Life is filled with opposites isn’t it? We have a choice between a bad decision and a good decision. There’s a right way and a wrong way. There is victory and there is defeat. Anywhere we look we can find sides in direct opposition to each other.
We know from scripture the peril of choosing the wrong side when it comes to our spiritual lives. We also know from scripture that God honors those who choose Him. God loves His children. He provides and protects, He takes care of us. He wants the best for us. We never have any reason to doubt that, but I think knowing that can cause us to think that the good things we ask for are automatic – or should be. We ask for a good job, God gives it to us. We ask for a place to live and for our needs to be met. God does all that. (You understand He is the source of all good things in our lives, right?) On and on, we expect good things from the Lord, and that is not necessarily wrong, but I think there is more.
We choose to follow the Lord and to be obedient, but we need to be open-minded about what He wants for us, not just what we “expect”. In the book of Job, Job lost his children, wife, health and all his livelihood when he was following God. God restored it all, but Job had to go through those hard days not knowing his fate.
Through no fault of his own, Daniel lived in service to a king that had conquered his people and his country. Based on what we know from scripture Daniel never married or had a family, and His life was threatened multiple times. Yet God used him in both the life of the nation he loved and in end time prophecies.
Paul was stripped of his position and livelihood. He lived his life spreading the gospel and encouraging the church but it was not without tortures, imprisonments, and other hardships.

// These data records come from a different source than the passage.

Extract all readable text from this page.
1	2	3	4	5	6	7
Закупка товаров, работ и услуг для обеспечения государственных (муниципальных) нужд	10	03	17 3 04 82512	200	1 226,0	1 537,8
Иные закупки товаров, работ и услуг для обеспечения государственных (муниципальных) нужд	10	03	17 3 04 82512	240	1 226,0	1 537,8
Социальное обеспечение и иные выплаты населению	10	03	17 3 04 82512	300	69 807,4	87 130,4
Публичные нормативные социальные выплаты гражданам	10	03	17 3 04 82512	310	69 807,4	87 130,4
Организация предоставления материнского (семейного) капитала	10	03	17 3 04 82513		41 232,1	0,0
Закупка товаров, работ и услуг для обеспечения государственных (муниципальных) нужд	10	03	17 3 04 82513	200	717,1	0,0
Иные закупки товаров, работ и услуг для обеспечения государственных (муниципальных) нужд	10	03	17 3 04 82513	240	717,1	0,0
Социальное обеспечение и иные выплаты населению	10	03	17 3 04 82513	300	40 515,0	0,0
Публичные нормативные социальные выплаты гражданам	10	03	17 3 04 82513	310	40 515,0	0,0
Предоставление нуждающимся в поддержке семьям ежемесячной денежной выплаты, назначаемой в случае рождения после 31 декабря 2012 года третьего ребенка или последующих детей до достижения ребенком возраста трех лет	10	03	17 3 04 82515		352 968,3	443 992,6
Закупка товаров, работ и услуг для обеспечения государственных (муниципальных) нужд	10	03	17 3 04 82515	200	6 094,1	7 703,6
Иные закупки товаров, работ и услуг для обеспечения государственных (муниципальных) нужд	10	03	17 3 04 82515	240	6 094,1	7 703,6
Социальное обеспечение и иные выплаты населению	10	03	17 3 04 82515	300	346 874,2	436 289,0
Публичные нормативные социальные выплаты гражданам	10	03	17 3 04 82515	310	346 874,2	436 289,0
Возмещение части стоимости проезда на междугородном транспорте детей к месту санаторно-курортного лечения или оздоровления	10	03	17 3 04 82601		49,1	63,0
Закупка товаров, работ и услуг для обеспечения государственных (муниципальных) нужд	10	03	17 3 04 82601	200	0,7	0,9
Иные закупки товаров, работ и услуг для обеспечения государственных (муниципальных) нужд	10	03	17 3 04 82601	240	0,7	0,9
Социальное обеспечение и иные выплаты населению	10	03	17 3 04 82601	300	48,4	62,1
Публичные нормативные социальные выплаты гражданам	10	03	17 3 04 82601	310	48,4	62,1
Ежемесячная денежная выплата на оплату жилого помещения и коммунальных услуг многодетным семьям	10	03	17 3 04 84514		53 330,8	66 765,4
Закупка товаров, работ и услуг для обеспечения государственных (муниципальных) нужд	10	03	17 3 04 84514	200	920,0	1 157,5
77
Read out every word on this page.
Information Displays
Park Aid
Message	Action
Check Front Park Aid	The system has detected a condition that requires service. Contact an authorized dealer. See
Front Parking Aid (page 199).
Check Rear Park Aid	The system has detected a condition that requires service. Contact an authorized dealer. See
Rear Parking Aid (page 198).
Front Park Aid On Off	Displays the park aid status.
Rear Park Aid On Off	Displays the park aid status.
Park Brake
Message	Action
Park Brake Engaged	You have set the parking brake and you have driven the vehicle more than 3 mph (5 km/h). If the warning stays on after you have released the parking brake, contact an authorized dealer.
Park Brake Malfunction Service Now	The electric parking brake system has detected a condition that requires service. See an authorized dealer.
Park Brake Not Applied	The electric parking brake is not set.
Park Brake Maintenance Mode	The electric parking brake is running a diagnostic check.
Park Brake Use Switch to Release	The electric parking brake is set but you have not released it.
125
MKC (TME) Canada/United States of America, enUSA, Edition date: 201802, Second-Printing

We tend to think that God would never ask us to do something that makes us uncomfortable, unaccepted or unsuccessful. He just wouldn’t. But these and other examples in scripture show us that our idea of what God wants for us is not always so simple. Instead, we should see “the big picture”. We should take a step back and say, “okay God. This is what I think and this is what I want to ask for and this is what I want to do… but I submit to you and your Kingdom. So what do you think? What do you want for me? What do you want me to do?”. When we get to the place where our acceptance of God’s answers to these questions is not guarded by our own preferences and prejudices, we will finally pick the right side. Not the side of evil, not even the side of ourselves, but the right side… God’s side.